The Ethereum Foundation treated it as a directive and built accordingly. Eight years of work, now visible in weekly shipping gear and a public roadmap with fork-level specificity.
Bitcoin’s governance model makes this kind of coordinated response structurally more difficult. There is no Ethereum Foundation equivalent to funding and leading a multi-year engineering effort.
Protocol changes require broad consensus among a decentralized developer community that has historically moved slowly and deliberately, a feature for stability but a liability when faced with a deadline.
The last major cryptographic upgrade to Bitcoin, Taproot, took years of discussion before activating in 2021.
Ethereum launched pq.ethereum.org this week, a dedicated hub for its post-quantum security efforts that have been underway since 2018. The Ethereum Foundation’s post-quantum team, cryptography team, protocol architecture team, and protocol coordination team have spent eight years building toward a migration that touches every layer of the protocol.
More than 10 client teams send weekly devnets through what the foundation calls PQ Interop. The roadmap maps specific milestones across four upcoming hard forks, from a post-quantum key registry to full PQ consensus.
Bitcoin, on the other hand, has no equivalent stake. No coordinated timetable. No multi-team engineering program. No fork milestones.
Nic Carter, one of Bitcoin’s most prominent advocates and co-founder of crypto fund Castle Island Ventures, said the quiet part out loud this week.
“Elliptic curve cryptography is on the brink of obsolescence,” he wrote on X. “Whether it’s 3 or 10 years, it’s over, and we have to accept that. The only thing that matters is how quickly blockchain developers recognize that they need to bake cryptographic mutability into their networks.”
Carter opposed the two approaches directly. Ethereum’s approach, he said, was “best in class,” describing how the network “comes together and announces a specific, detailed PQ roadmap by 2029, makes it a top strategic priority, folds PQ into an ongoing roadmap, detailed FAQs, no fear, just action.”

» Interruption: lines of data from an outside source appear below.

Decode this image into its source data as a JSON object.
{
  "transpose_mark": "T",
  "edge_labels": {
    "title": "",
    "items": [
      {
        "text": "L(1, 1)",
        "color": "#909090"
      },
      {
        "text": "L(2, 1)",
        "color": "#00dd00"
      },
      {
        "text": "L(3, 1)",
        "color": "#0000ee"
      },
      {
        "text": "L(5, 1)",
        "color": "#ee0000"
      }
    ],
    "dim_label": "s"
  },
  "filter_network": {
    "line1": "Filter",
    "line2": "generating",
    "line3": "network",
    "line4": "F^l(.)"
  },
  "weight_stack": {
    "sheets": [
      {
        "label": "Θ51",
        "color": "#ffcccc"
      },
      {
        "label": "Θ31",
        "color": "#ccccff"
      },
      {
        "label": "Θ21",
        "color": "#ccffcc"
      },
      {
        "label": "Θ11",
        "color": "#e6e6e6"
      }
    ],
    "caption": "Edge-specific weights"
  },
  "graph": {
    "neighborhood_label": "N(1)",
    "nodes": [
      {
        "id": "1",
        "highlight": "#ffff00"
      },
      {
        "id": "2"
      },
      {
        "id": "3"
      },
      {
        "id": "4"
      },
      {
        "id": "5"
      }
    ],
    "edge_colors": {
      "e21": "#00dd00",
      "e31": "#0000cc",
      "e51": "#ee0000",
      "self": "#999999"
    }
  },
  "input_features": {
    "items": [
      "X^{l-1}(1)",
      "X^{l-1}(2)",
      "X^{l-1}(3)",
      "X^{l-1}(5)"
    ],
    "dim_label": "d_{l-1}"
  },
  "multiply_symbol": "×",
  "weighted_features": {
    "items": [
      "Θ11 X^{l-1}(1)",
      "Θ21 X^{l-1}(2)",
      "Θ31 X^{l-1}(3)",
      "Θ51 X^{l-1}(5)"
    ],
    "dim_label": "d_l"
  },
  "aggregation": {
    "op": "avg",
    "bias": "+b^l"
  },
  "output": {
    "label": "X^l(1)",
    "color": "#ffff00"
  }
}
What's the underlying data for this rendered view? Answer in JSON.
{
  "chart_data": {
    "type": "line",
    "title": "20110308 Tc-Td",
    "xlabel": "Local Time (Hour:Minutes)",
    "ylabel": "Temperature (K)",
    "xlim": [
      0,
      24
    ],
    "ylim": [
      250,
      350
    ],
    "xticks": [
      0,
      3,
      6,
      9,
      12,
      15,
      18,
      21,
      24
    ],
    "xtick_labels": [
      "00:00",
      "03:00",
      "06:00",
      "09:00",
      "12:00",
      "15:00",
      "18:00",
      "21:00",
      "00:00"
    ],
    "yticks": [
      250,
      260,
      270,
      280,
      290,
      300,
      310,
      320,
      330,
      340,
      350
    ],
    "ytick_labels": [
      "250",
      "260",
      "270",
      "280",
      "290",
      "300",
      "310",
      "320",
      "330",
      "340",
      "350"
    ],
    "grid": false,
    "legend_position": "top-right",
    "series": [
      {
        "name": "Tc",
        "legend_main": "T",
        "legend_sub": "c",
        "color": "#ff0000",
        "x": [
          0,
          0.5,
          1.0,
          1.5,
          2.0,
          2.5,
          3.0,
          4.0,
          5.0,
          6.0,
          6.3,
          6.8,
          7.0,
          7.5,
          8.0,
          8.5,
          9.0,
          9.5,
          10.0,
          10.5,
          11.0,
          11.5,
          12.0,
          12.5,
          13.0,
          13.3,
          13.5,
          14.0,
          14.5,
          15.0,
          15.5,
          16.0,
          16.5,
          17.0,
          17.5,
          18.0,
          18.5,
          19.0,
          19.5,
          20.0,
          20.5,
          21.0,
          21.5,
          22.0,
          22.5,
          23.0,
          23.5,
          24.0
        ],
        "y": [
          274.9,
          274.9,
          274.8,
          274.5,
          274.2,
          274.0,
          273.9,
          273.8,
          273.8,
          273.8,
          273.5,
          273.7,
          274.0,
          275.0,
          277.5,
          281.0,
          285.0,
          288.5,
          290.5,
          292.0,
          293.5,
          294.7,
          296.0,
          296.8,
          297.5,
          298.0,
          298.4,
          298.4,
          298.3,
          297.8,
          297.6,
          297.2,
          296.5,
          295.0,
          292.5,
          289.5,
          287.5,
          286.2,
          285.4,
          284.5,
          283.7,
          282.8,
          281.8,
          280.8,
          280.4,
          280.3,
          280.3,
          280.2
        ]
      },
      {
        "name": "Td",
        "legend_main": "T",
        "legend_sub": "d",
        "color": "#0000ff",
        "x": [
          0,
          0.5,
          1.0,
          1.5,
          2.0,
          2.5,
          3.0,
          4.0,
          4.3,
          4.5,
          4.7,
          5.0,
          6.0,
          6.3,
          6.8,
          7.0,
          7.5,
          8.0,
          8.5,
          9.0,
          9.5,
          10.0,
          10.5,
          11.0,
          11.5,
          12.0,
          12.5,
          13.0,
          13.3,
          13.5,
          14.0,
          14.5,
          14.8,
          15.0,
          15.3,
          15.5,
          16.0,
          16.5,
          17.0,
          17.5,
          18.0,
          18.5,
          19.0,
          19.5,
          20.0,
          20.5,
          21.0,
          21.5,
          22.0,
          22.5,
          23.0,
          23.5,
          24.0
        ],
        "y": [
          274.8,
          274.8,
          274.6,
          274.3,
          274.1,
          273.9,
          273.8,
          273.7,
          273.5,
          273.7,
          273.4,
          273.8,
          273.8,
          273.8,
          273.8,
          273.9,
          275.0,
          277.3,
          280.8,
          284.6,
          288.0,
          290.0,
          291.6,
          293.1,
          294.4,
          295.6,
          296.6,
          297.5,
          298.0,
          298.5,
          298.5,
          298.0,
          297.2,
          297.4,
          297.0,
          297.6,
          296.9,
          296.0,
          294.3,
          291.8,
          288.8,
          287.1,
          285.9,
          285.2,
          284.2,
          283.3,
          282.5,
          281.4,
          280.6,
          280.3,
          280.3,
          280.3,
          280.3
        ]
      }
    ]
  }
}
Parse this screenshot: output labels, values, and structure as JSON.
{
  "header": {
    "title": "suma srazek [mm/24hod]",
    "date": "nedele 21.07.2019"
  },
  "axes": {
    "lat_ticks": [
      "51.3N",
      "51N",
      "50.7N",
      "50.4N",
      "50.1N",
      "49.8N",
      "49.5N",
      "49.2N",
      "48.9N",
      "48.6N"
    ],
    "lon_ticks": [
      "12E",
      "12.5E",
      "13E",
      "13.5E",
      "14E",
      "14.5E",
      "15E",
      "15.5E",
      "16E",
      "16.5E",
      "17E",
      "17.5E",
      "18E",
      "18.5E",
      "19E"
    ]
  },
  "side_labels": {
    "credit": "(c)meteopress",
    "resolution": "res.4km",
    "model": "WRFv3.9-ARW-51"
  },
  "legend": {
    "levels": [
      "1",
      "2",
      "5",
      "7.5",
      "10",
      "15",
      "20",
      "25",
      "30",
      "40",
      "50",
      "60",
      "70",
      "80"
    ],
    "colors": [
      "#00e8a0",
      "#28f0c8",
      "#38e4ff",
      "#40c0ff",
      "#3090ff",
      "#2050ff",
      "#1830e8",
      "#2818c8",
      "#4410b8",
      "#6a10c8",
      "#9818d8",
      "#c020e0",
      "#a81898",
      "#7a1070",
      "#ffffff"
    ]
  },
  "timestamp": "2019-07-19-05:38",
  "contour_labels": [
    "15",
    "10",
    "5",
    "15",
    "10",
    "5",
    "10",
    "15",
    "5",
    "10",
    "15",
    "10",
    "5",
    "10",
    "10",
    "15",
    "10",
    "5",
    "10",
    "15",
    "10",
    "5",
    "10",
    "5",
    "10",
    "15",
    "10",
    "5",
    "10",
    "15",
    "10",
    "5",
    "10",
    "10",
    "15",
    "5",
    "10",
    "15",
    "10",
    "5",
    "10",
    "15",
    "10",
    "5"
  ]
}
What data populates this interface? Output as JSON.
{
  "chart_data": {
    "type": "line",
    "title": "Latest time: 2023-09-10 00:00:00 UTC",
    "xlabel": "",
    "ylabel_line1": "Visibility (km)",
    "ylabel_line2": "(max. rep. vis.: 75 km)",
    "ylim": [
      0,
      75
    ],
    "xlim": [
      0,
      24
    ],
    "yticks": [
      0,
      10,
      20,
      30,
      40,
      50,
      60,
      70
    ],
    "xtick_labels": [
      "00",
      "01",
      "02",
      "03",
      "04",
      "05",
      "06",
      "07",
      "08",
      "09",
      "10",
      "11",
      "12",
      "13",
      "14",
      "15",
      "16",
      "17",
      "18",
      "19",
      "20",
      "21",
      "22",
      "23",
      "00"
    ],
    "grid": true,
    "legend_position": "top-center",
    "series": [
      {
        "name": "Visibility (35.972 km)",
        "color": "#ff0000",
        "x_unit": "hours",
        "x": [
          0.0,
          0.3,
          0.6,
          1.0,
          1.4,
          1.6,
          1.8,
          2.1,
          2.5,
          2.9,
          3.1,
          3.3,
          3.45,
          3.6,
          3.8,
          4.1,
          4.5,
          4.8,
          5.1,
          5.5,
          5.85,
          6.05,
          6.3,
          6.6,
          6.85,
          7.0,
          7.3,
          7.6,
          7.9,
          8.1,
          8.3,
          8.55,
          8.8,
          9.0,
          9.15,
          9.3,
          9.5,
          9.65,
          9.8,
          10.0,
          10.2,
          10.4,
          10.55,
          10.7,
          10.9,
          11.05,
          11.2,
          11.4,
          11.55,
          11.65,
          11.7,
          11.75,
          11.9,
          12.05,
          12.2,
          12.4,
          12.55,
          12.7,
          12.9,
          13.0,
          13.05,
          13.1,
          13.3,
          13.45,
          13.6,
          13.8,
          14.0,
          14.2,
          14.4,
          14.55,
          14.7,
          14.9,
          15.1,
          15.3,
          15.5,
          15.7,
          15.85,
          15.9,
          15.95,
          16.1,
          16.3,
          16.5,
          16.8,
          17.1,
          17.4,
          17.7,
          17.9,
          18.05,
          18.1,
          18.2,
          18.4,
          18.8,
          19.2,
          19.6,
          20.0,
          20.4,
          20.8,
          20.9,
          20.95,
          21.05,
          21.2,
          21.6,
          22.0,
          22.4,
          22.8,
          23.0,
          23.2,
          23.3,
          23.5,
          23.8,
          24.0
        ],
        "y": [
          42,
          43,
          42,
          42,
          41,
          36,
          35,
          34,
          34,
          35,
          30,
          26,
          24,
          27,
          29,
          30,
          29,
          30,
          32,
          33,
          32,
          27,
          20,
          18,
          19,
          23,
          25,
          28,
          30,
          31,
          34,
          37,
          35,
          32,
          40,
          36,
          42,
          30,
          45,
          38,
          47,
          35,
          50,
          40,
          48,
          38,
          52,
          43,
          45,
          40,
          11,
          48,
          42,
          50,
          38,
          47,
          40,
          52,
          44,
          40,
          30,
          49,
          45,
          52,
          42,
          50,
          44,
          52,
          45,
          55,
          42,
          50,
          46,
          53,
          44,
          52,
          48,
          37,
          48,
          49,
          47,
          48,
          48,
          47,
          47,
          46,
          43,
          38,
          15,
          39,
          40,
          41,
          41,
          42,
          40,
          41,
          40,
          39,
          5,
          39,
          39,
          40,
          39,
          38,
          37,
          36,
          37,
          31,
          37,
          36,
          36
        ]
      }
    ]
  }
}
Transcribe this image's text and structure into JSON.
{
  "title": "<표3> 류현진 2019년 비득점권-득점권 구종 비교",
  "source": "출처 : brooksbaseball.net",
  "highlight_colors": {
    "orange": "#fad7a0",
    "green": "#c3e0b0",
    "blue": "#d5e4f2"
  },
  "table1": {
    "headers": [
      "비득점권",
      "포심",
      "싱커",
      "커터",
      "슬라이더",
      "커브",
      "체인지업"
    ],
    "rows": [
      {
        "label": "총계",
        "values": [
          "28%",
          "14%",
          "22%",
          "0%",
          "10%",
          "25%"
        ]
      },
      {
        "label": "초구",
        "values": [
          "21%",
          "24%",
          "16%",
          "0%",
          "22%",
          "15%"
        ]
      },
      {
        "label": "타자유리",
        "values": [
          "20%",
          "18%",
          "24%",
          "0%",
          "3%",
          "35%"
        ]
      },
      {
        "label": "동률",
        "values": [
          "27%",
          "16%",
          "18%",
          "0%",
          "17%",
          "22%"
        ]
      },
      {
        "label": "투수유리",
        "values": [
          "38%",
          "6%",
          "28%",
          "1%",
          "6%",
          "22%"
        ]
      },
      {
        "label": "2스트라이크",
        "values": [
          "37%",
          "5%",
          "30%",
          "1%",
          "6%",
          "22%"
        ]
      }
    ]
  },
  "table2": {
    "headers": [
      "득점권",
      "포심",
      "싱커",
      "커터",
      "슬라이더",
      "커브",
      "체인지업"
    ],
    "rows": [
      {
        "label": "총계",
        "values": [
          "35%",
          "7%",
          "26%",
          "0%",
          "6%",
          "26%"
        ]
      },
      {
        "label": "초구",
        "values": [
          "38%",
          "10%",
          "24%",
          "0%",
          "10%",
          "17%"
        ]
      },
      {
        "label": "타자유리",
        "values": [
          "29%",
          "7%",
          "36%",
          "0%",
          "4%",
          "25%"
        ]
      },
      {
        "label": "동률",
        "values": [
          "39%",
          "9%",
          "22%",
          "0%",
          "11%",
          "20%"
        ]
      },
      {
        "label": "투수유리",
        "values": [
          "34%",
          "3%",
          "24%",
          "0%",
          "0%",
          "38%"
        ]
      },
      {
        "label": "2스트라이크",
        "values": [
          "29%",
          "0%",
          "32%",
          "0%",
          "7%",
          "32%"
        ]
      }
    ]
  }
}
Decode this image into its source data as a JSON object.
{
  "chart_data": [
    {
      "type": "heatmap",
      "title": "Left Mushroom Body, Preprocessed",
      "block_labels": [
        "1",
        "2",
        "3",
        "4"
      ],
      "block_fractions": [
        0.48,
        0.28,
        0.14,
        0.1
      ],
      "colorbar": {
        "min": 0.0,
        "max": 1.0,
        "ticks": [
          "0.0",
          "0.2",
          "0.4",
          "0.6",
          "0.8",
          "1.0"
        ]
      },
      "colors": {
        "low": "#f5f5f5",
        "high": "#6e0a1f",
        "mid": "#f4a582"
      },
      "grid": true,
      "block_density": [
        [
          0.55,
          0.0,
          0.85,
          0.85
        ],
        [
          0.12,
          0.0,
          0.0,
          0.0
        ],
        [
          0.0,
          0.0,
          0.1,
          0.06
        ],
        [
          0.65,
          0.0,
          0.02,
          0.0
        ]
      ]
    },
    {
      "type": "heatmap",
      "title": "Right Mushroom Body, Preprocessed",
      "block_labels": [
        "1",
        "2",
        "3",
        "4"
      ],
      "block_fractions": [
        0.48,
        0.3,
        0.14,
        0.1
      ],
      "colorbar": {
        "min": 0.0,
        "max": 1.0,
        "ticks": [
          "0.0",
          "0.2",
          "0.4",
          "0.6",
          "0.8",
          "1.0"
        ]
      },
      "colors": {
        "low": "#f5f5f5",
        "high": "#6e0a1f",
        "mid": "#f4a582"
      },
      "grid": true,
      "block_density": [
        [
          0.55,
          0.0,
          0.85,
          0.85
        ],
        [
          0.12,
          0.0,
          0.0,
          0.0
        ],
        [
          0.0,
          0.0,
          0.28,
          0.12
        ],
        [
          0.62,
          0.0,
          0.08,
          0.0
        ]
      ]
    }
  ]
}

Bitcoin’s approach, Carter said, was “best in class.” He noted that there is currently a group working on a quantum-related proposal that has “received zero buy-in from top developers,” with developers pointing to isolated pieces of research as evidence of progress while having “no coherent strategy, no roadmap.”
“Everybody knows I’m a bitcoiner and want bitcoin to win,” Carter added. “Not saying this to hurt feelings. Saying this to spur action.”
However, there is no universal urgency.
Firms like CoinShares argue that fears of an imminent quantum threat to bitcoin are overstated, and it estimates that only about 10,200 BTC are concentrated enough in vulnerable legacy address types that its theft could cause “noticeable market disruption.”
The remaining exposed supply, about 1.6 million BTC in legacy Pay-to-Public-Key addresses, is spread across more than 32,000 separate wallets averaging about 50 BTC each, making them slow and unprofitable to crack individually, as CoinDesk reported at the time.
But the question is not whether quantum computers will ultimately threaten blockchain cryptography. Google, the Ethereum Foundation, NIST, and now prominent Bitcoin advocates all agree it will.
At issue is whether three years is enough time to migrate a global, decentralized protocol that has no central authority to set deadlines, no coordinated engineering team to execute them, and a culture that treats urgency with suspicion.
Ethereum’s response is that eight years of preparation enabled it to perform the migration across four hard forks. Google’s response is that 2029 is the deadline and the migration is already underway in its products.
Bitcoin’s response so far is silence. And as Carter warned, “ETHBTC will begin to reflect the divergence in priorities” if this silence continues.